Saturday, January 02, 2016
The Big Short
The Big Short is a terrifically angry film, and it is also a necessary one. Adam McKay’s adaptation of Michael Lewis’s book about the roots of the 2008 financial crisis and the men who saw it coming bubbles with fury and populism all the more moving for being so unfamiliar in recent American cinema. The screenplay, written by McKay and Charles Randolph, is an argument: The collapse of the housing market was inevitable, but greed and shortsightedness rigged the game and the American people paid the price. There has never been a harder time in our history to put a securities trader at the center of a major motion picture: who wants to watch the rich get richer, right? McKay wisely doesn’t spend too much time trying to make the men at the center of this story likeable. We learn just enough about Mark Baum (Steve Carell in a perfectly judged performance) and Dr. Michael Burry (Christian Bale) to know that their backgrounds put them on the fringes of Wall Street, and that Jared Vennett (Ryan Gosling) is a player smart enough to see the disaster around the corner. The decision that connects these three, along with two younger investors (John Magaro and Finn Wittrock) working independently, is the choice to believe there is a housing bubble. Or, as a retired trader (Brad Pitt) helping the young ones puts it, to “bet against the American economy.”
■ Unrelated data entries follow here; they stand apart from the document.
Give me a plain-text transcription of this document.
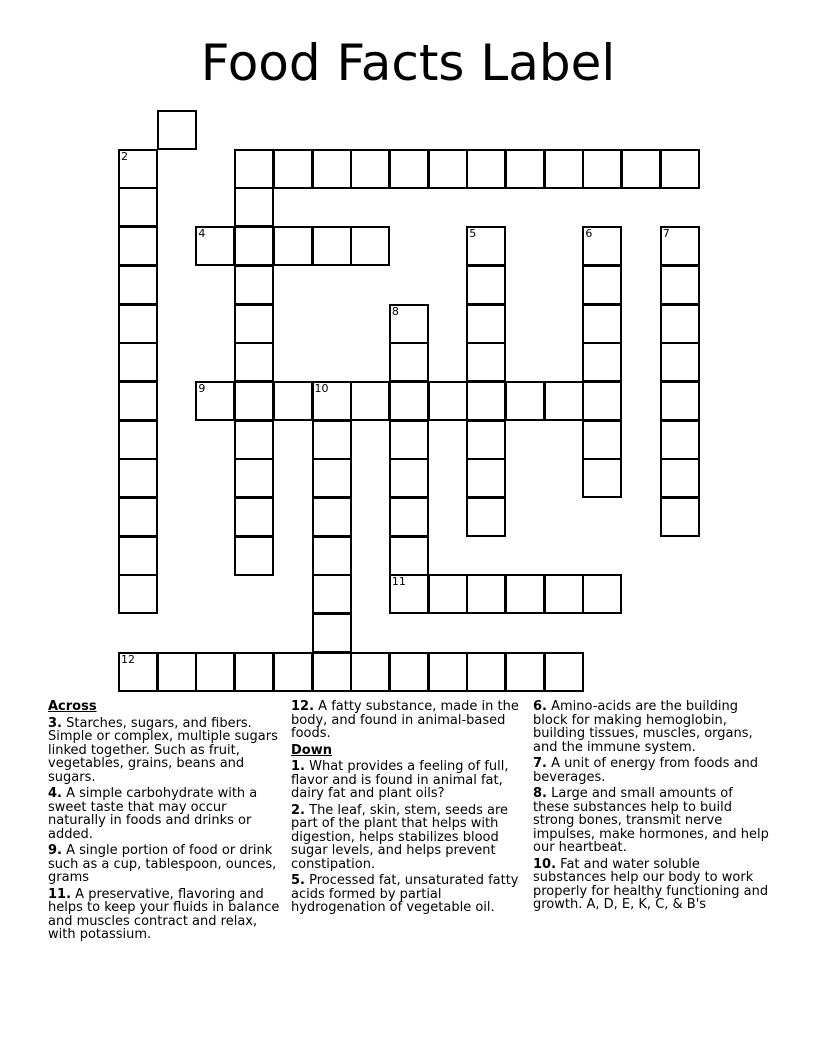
Food Facts Label
2
4	5	6	7
8
9	10
11
12
Across
3. Starches, sugars, and fibers. Simple or complex, multiple sugars linked together. Such as fruit, vegetables, grains, beans and sugars.
4. A simple carbohydrate with a sweet taste that may occur naturally in foods and drinks or added.
9. A single portion of food or drink such as a cup, tablespoon, ounces, grams
11. A preservative, flavoring and helps to keep your fluids in balance and muscles contract and relax, with potassium.
12. A fatty substance, made in the body, and found in animal-based foods.
Down
1. What provides a feeling of full, flavor and is found in animal fat, dairy fat and plant oils?
2. The leaf, skin, stem, seeds are part of the plant that helps with digestion, helps stabilizes blood sugar levels, and helps prevent constipation.
5. Processed fat, unsaturated fatty acids formed by partial hydrogenation of vegetable oil.
6. Amino-acids are the building block for making hemoglobin, building tissues, muscles, organs, and the immune system.
7. A unit of energy from foods and beverages.
8. Large and small amounts of these substances help to build strong bones, transmit nerve impulses, make hormones, and help our heartbeat.
10. Fat and water soluble substances help our body to work properly for healthy functioning and growth. A, D, E, K, C, & B's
McKay is working in dense territory here, so to keep The Big Short from becoming either preachy or too confusing he invents a style that might best be described as High Didacticism. Characters, especially Gosling’s Vennet, acknowledge the camera to explain their behavior or clarify whether or not a moment is real or invented. We’re never supposed to get too caught up in the drama here without forgetting that this story really happened and that it affected people’s lives. When the thicket of financial jargon threatens to become overwhelming, McKay cuts to a famous person (Selena Gomez, Anthony Bourdain, Margot Robbie) explaining terms like “credit default swap” or “collateralized debt obligation” in direct address to the camera. This spoonful of sugar has a sting: McKay isn’t indulging famous friends with cameos, rather he has understood that having a good-looking celebrity explain something important to us may be the only way to keep our attention. As The Big Short reaches and then passes the spring of 2007 - the point when Michael Burry believed the number of mortgage defaults would trigger a crisis - the film becomes a horror show in which it’s revealed just how deeply Wall Street was looking after its own interests. A Standard & Poor’s officer (Melissa Leo) can’t defend the company’s triple-A ratings of junk securities after acknowledging that S&P gets paid by the banks to do its job. The young traders who have just made the deal of their lives can’t get a Wall Street Journal reporter interested as the crisis begins to blossom in 2008. McKay Has made a message film and the message becomes clear in these late scenes: Wall Street’s desire for self-preservation overcame any need to correct its own misbehavior.
The Big Short wouldn’t work if the film weren’t so solidly constructed. The directorial flourishes undergird good storytelling; they aren’t a substitute for it. The film doesn’t forget that the characters and the investors they represent are making a choice to profit off of something that will ruin lives, and the character who interrogates his own actions the most is Mark Baum. Steve Carell plays Baum (based on a fund manager named Steve Eisman) as a man whose shell is crumbling due to a combination of scruples and personal tragedy. Carell takes everything endearing about his usual persona and shoves it aside, and the result is both moving and surprising. The rest of the ensemble is equally up to the task, with Bale finding great notes of vulnerability and Rafe Spall, Hamish Linklater, and Jeremy Strong making a very entertaining chorus of disbelieving traders. Adam McKay is known for making broad comedies like Anchorman, but with The Big Short he proves himself a director of both confidence and social conscience. What a pleasant surprise to find, at the end of a year when American politics reached new heights of dark silliness, a film that genuinely rakes the muck. We need so many more just like it.